The results were disappointing, said ING analyst Georgios Ierodiaconou, noting Spain was particularly weak. He added the results now make meeting its targets difficult, particularly a previous commitment to pay a EUR1.75 per share dividend in 2012. "Flexibility for acquisitions, spectrum auctions, buybacks and dividends is becoming limited," Ierodiaconou said.

At 0912 GMT, Telefonica's shares fell 1.6% to EUR15.79, underperforming an overall negative Spanish market.

Telefonica said operating income before depreciation and amortization, or Oibda, fell 4.1% to EUR5.11 billion for the period, while total revenue increased 1.7% to EUR13.93 billion.

Revenue in Latin America rose 4.2% to EUR5.62 billion in the period, but a slowdown in growth and an increasing reliance on inflation-prone markets has forced the company to change course and step up efforts to strengthen its foothold in the region.

Earlier this week, Telefonica made a EUR5.7 billion offer for Portugal Telecom SGPS SA's (PT) stake in the joint venture both companies control in Brazil.
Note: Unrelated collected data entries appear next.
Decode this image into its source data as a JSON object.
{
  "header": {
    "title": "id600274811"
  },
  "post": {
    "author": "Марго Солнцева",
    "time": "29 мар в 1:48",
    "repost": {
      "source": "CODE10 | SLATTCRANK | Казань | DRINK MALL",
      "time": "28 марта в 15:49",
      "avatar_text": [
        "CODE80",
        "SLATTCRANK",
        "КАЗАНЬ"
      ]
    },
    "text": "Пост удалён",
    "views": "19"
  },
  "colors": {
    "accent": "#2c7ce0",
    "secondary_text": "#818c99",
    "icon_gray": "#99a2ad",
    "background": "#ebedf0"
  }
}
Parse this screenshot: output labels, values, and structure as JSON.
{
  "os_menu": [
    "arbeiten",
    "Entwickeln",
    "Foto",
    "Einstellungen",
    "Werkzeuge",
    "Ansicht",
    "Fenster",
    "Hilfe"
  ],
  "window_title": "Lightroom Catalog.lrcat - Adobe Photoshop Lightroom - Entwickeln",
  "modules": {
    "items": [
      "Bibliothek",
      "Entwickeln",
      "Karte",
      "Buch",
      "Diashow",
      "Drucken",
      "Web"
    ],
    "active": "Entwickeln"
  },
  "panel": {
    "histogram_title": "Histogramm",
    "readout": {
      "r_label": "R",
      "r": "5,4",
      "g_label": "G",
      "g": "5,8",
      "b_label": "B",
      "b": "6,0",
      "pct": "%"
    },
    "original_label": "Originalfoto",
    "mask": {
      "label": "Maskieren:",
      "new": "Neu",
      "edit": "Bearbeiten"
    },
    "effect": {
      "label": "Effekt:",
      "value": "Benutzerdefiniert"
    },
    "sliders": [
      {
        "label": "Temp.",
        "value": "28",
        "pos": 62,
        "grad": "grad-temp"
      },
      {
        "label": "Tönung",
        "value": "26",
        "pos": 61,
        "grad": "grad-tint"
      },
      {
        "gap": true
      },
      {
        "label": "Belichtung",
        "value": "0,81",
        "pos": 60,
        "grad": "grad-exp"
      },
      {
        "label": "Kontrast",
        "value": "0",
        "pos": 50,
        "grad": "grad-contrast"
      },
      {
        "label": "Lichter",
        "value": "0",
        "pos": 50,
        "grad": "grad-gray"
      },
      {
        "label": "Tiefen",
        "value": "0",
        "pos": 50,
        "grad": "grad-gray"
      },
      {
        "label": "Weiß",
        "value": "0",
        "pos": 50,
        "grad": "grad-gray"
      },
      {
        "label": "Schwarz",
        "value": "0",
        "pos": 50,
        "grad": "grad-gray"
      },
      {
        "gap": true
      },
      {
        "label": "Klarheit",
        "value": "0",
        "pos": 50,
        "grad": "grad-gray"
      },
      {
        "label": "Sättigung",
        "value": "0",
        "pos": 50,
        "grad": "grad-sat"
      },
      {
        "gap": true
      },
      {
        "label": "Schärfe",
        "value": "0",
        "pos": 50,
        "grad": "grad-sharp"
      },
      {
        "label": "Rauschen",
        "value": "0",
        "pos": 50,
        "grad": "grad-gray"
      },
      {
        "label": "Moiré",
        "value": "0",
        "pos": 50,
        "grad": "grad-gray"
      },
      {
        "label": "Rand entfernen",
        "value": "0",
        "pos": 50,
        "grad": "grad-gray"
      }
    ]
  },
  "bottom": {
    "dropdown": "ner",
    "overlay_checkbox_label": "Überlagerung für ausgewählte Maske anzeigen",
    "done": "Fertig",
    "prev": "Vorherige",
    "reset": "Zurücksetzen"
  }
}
"The bid for Vivo has opened the M&A can of worms again and it seems that Telefonica is in a tough spot strategically," CM Capital Markets' Dirk Schnitker said.

Latin America has traditionally been Telefonica's main growth market, but the company has faced a series of recent setbacks in the region.

Telefonica was outbid by French media conglomerate Vivendi SA (VIV.FR) for Brazilian telecommunications company GVT (GVTT3.BR). In January, it also said it would have to wipe EUR1.81 billion from its Venezuelan assets after the country's government devalued the bolivar. Venezuela's hyperinflationary economy also slashed revenue in the country by 44% to EUR491 million in the quarter.

Meanwhile, in Europe Telefonica faces increased competition, the continued fallout from the economic crisis and the impact of regulatory pressure on its revenue.

In recent months, Telefonica has lowered tariffs to hold on to customers. It also lost exclusivity on Apple Inc's (AAPL) iPhone.

Revenue in Spain, where unemployment tops 20% and low-cost competition has increased, fell 5.7% to EUR4.63 billion.

In Europe, where Telefonica operates under the O2 brand outside Spain, revenue increased 7.4% to EUR3.49 billion.